Special Adviser to Director General, Standards Organisation of Nigeria (SON), Emeka Duru (left); Director General, Farouk Salim; Director, Standards Development Directorate, Mrs. Chinyere Egwuonwu; and Deputy Director/Head, Public Relations, Bola Fashina, during SON’s capacity building workshop for journalists in Lagos.
The Standards Organisation of Nigeria (SON) has warned steel manufacturers to calibrate their equipment used for the production of steel rods and reinforcement bars or be forced out of business.
The Director General, SON, Mallam Farouk Salim, said it is not business as usual, as the agency will ensure that all equipment used in measuring various parameters are calibrated in the country.

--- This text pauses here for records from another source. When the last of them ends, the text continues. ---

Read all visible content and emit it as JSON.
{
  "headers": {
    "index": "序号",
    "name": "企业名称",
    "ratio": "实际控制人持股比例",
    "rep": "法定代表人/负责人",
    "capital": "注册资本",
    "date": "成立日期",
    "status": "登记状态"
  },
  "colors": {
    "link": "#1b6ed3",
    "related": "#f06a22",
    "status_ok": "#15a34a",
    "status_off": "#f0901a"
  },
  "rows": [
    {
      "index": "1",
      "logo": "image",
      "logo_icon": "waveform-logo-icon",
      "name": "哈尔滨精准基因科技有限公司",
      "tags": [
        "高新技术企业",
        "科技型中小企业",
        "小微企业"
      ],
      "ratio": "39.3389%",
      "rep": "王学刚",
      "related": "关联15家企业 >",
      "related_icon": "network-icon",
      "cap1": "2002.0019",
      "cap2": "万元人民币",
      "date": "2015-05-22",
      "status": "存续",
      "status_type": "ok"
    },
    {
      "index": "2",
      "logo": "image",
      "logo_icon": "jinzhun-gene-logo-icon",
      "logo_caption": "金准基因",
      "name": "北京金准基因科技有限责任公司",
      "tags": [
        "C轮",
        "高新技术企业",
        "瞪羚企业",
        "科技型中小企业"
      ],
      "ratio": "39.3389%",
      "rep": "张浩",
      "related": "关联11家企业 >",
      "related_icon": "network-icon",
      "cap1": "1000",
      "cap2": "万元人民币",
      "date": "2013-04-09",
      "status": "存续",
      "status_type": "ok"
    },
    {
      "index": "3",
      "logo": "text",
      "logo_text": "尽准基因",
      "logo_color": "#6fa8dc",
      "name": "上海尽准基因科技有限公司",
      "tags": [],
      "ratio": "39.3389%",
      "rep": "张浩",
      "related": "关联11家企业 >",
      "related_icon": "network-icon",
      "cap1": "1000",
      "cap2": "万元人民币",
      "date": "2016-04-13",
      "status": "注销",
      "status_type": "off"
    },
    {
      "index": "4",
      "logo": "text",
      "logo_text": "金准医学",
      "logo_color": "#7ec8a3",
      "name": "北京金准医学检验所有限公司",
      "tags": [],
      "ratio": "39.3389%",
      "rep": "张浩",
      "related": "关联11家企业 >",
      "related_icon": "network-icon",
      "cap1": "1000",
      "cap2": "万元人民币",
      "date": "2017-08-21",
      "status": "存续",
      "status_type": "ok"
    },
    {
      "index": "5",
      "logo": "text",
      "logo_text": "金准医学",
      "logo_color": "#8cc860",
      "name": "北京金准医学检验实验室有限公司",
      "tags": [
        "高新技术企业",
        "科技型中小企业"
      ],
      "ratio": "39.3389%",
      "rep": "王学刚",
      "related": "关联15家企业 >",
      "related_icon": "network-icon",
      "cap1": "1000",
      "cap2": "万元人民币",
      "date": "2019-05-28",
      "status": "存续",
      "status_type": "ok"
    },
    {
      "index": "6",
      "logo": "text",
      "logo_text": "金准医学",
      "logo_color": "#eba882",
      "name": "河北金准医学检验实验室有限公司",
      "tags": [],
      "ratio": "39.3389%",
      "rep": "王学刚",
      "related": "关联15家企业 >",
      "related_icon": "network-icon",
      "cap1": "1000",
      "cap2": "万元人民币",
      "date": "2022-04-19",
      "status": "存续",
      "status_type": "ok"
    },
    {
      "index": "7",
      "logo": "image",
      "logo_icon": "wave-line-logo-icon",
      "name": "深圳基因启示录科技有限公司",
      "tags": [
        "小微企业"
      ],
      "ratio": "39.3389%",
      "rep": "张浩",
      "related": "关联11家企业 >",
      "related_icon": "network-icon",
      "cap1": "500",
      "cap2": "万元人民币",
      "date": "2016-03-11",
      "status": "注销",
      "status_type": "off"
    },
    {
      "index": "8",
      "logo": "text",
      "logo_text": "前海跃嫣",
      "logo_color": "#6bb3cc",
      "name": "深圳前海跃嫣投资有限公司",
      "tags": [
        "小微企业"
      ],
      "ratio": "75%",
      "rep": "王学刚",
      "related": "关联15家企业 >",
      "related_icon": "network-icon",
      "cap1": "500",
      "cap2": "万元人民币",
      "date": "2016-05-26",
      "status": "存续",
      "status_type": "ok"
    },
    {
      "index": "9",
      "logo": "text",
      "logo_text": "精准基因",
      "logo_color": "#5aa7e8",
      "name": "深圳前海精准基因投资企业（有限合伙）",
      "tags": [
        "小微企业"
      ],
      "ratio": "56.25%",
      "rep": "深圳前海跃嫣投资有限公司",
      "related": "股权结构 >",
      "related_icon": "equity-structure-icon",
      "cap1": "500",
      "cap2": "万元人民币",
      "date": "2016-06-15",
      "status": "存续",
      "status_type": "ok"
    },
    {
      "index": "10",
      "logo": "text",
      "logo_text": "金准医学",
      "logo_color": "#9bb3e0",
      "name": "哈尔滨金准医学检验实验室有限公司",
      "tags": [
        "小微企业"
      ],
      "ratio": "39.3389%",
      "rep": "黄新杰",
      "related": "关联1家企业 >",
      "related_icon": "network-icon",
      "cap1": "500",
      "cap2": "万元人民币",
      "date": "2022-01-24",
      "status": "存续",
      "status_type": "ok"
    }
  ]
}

The SON boss stated this at a stakeholders’ forum with Steel Manufacturers Association of Nigeria recently. He stated that SON has acquired the latest measuring instruments to ensure compliance with standards, pointing out that the standards body is fully equipped to carry out calibration of the equipment used in the steel industry, maritime, oil and gas other industries.
Salim said all the weighbridges; the universal textile machines must be calibrated to achieve equity in the business while also ensuring that products do not fall short of the requirements of the standards.
The Director, National Metrology Institute (NMI), SON, Bede Obayi in his remarks said the institute represents Nigeria in all matters of metrology, stating that the highest accuracy standard of measurement in Nigeria is traceable to NMI.
He added: “Metrology ensures that all the National Quality Infrastructure (NQI) for Nigeria’s economic development stands which means that every component for infrastructural development projects to stand, measurement must be accurate, traceable to the highest level of measurement instruments in Nigeria and these are stored in the institute.”
He noted that the NMI has the capacity to handle such measurements in the areas of mass and related quantities such as pressure, volume, temperature, metrology in chemistry, electrical measurements, dimensions, lengths and all the other parameters that can help Nigeria achieve economic development.
Highlighting some of the economic benefits of metrology, he said metrology facilitates transactions in trade and commerce, serves as a pillar for the development of science, helps in the determination of major physical and chemical constants and bring about the development of technology to a nation and promotes mass production in industries.
He also said that it serves as a catalyst for compliance monitoring and control of substandard products in a nation and has been generally accepted that there is a direct relationship between the accurate measurement capability and industrial development of a country.